One often overlooked and often thrown out finding of the Oregon health insurance experiment is self-reported health and well-being. The randomly controlled trail that is often cited for it’s excellent methods and unarguable results found that having “Medicaid increased the probability that people report themselves in good to excellent health (compared with fair or poor health) by 25 percent.”

That’s important! Yes, it’s good to find objective measures of health but let’s look at this differently. We are all human right? Actually, there is an extremely high chance that a computer program is reading this for search optimization and other nefarious purposes (hi computer overlords!). Remember the last time you were sick? For me, one of two things happen when I’m sick. Either things are going very well with my care and with my life generally and I barely know that I’m sick. Or, my care is frustrating and other things in my life aren’t going well and I’m sad and wallowing in my pain and illness. I have zero scientific explanation other than the placebo effect whether this has any effect on my physical health.
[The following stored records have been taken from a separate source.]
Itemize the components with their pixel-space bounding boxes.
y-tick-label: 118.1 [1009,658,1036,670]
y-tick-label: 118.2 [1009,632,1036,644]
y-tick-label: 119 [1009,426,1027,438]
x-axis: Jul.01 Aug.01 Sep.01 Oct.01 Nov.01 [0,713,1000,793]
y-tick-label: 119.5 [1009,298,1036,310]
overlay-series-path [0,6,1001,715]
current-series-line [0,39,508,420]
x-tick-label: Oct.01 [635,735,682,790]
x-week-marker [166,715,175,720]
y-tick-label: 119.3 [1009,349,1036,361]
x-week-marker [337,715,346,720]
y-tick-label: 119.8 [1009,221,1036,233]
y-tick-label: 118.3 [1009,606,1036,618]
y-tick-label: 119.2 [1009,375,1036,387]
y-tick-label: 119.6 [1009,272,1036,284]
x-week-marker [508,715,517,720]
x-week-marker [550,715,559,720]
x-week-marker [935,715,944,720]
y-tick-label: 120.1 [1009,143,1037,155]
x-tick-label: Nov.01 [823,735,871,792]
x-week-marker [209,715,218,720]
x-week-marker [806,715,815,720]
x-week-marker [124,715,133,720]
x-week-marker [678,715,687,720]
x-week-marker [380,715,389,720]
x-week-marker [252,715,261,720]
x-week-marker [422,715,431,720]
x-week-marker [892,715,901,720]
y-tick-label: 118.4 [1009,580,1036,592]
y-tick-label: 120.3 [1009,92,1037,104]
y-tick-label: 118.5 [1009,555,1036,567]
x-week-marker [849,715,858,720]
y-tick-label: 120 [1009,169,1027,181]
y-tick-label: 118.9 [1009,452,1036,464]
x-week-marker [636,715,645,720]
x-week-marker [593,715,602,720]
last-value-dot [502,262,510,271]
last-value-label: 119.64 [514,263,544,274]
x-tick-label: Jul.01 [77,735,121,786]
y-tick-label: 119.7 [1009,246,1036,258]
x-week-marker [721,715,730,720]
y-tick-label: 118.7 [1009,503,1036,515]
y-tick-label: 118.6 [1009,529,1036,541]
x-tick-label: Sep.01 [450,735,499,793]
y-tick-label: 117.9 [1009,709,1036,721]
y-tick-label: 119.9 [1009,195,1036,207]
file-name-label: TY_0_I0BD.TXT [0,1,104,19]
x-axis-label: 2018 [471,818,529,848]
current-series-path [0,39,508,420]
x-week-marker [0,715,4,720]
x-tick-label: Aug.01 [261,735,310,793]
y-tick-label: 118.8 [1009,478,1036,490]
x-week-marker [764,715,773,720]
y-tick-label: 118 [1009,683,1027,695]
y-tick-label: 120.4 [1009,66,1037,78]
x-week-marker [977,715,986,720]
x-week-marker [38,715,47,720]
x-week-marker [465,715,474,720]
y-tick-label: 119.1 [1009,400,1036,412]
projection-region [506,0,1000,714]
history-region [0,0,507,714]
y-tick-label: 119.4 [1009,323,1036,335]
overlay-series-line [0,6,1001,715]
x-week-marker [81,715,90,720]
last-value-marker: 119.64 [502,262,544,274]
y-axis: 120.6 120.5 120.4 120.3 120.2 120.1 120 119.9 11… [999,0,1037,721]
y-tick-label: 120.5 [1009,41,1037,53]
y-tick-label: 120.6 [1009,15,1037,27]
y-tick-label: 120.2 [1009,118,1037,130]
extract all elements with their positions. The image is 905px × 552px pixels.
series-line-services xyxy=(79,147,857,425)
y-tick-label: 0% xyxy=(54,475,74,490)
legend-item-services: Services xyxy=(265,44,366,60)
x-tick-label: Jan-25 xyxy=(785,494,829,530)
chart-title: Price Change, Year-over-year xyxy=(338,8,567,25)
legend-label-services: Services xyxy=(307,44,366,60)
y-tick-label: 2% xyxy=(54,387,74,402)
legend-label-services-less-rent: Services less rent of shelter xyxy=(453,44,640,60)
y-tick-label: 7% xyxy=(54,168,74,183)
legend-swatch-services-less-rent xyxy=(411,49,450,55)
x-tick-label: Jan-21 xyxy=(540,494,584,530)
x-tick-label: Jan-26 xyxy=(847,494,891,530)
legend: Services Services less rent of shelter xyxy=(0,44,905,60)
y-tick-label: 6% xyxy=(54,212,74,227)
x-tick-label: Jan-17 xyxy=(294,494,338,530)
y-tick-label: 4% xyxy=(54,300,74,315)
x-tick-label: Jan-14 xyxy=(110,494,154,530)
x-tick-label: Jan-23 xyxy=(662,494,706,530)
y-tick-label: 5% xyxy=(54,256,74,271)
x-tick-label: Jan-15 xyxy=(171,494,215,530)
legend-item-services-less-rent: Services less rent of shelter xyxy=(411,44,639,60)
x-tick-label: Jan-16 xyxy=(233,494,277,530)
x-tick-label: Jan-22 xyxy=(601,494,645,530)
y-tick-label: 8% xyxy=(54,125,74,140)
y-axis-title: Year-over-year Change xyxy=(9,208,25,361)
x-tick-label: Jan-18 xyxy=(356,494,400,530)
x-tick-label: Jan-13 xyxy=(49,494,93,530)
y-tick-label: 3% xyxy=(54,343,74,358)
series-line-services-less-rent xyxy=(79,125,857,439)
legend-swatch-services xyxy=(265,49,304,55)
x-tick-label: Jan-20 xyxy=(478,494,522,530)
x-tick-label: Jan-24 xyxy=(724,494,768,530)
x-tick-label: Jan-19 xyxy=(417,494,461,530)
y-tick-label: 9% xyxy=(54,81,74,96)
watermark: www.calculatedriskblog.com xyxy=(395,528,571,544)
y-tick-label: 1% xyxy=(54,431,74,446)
Getting a little personal here (sorry), I’ve been having some trouble with my kidneys over the past few weeks. I had an extremely good experience with my care and was at the Academy Health conference when I first got sick. I was beyond happy and if anyone asked me,  I would say that I was in good health and I was able to live life as if nothing was wrong. I came home and got sick again. I had a terrible care experience (lecturing physicians, mix ups in the labs etc) and my mental health was not in a good place. It was debilitating. I barely left my house and felt downright crummy. I’m not being a good health researcher here, but my limited experience tells me that when you are in a better place mentally, the experience of getting sick is better and your quality of life is better– separate from the physical health. Plus, you’re able to do things you want to do– like work and contribute to society. Isn’t that what we want for everyone?

Now you’re probably asking– did the Oregon Health Insurance Experiment say anything about mental health?

Medicaid increased the probability of not screening positive for depression by 10 percent.

Medicaid reduced observed rates of depression by 30% (by 9.2 percentage points, relative to a base of 30).